Do ATUAL
MANAUS – A Justiça Federal no Amazonas determinou a suspensão imediata das obras de expansão do Eram (Estaleiro Rio Amazonas), às margens do Igarapé Tarumã-Açu, em Manaus (AM). A determinação ocorreu após denúncia apresentada pelo MPF (Ministério Público Federal) contra o estaleiro e o sócio responsável legal pela empresa por extração ilegal de mais de 10 mil toneladas de areia, com significativo impacto ambiental, inclusive em área de preservação permanente.
De acordo com o MPF, o empreendimento, um dos maiores estaleiros da região amazônica, executou atividades de extração mineral e desmatamento, sem licença ambiental válida para a atividade. Desde 2016, foram lavrados cerca de 1.950 m³ de areia quartzosa e 8.100 m³ de barro saibroso (solo que mistura argila e areia muito usado na construção civil, especialmente em aterros, pavimentação e fundações).
A medida cautelar (liminar), que não envolve prisão, tem o objetivo de evitar a continuidade da degradação ambiental e foi solicitada pelo MPF em ação penal ajuizada pelo 2º Ofício da Amazônia Ocidental, especializado no combate à mineração ilegal e crimes ambientais.
Para o procurador da República André Porreca, a decisão judicial é importante para impedir a intensificação dos danos ambientais. “O dano causado pelas obras de expansão do estaleiro prejudica a estabilidade ecológica do igarapé e potencializa os riscos às propriedades adjacentes ao estaleiro”, enfatizou Porreca.
O MPF requer ainda a reparação dos danos patrimoniais e morais coletivos, estimados, respectivamente, em R$ 608 mil e R$ 100 mil por réu, correspondente à eventual comercialização dos bens minerais explorados.
Sem autorização
Laudos do Ipaam (Instituto de Proteção Ambiental do Amazonas) e da Polícia Federal, que constam na ação penal, confirmam que as atividades poluentes do estaleiro foram mantidas em desacordo com os limites da autorização original.
Segundo o MPF, a Licença de Operação nº 107/14-07 autorizava apenas atividades de construção, manutenção e reparo de embarcações, próprias da indústria naval.

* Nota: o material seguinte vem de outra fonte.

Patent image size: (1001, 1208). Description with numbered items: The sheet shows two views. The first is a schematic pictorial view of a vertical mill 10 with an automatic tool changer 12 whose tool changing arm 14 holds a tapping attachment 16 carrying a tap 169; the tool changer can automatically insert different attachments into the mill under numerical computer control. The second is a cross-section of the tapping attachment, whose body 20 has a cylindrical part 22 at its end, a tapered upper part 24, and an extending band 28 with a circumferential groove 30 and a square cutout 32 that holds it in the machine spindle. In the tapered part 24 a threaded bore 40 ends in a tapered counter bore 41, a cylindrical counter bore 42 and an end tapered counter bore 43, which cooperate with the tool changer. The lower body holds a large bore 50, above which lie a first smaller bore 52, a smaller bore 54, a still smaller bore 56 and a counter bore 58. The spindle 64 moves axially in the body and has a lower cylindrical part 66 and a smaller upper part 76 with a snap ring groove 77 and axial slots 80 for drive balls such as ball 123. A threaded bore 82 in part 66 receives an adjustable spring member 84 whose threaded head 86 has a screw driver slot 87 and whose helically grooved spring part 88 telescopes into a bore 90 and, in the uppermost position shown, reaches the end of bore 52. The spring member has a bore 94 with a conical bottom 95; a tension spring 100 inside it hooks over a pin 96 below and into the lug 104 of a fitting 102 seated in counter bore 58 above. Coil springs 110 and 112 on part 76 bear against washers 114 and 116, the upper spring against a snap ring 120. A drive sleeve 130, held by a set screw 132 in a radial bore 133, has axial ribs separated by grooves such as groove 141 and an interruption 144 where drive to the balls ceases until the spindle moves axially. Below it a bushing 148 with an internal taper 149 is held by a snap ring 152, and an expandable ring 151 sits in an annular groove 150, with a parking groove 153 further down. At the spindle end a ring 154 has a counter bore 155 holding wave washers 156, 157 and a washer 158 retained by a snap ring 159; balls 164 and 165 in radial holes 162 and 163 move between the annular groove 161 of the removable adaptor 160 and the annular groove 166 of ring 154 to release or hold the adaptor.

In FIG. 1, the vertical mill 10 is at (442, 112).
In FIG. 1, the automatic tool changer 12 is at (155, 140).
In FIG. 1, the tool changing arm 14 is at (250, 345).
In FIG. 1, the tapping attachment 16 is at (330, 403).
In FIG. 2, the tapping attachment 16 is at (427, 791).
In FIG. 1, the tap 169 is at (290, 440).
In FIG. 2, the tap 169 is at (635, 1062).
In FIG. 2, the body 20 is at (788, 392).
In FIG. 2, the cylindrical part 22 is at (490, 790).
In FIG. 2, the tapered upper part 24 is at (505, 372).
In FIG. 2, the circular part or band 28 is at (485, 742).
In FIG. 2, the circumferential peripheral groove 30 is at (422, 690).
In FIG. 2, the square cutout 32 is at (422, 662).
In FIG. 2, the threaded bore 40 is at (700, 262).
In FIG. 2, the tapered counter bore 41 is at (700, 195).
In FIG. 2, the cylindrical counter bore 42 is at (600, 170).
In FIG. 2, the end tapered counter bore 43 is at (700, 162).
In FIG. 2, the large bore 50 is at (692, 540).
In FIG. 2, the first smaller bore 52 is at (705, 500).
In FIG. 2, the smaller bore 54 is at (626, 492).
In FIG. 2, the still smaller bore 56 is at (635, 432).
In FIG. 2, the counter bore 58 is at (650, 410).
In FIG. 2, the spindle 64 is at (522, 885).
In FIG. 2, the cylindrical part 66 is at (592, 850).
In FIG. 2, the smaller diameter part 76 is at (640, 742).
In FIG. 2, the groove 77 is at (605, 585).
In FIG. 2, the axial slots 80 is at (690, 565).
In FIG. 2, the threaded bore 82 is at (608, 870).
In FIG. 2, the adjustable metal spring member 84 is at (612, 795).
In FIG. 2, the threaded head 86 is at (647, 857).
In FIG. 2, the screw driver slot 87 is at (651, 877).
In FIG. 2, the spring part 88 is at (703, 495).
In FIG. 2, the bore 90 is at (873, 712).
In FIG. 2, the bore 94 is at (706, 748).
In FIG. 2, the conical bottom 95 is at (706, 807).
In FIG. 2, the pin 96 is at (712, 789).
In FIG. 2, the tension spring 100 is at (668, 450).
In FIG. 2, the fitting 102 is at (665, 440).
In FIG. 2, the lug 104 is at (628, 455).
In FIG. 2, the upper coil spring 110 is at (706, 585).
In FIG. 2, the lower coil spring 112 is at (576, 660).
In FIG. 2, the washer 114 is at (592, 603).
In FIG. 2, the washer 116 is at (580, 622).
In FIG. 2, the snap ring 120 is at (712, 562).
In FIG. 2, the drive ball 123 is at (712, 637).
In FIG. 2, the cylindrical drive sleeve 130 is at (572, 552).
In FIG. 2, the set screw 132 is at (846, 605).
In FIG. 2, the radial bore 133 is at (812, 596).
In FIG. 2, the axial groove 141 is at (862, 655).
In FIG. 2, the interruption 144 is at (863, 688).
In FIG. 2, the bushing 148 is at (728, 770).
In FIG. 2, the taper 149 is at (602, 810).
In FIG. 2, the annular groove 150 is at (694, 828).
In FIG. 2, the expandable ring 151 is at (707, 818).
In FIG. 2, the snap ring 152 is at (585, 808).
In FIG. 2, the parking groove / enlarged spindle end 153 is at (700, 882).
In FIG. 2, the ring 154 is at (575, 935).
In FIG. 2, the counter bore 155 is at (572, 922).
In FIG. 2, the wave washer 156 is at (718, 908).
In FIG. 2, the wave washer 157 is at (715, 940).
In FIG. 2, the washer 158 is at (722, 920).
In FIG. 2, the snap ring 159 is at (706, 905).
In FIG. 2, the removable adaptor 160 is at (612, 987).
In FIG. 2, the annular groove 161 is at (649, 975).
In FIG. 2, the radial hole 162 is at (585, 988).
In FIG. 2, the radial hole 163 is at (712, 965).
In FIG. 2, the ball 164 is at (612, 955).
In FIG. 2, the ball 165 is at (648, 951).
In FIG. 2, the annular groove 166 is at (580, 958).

Não havia nenhuma permissão para obras civis, movimentação de solo ou desmatamento.
Além da extração mineral, o MPF aponta que os réus promoveram a supressão de vegetação nativa e movimentação de solo sem autorização dos órgãos ambientais competentes. Essas ações visavam ampliar as instalações da empresa em uma área classificada como de preservação permanente, o que agrava a situação. O MPF também ressaltou que as infrações foram cometidas com o objetivo de obter vantagem financeira e afetaram áreas urbanas, o que são agravantes segundo a Lei de Crimes Ambientais.
Com o recebimento da denúncia pela Justiça Federal, tanto o Estaleiro Rio Amazonas quanto o sócio-administrador tornaram-se réus.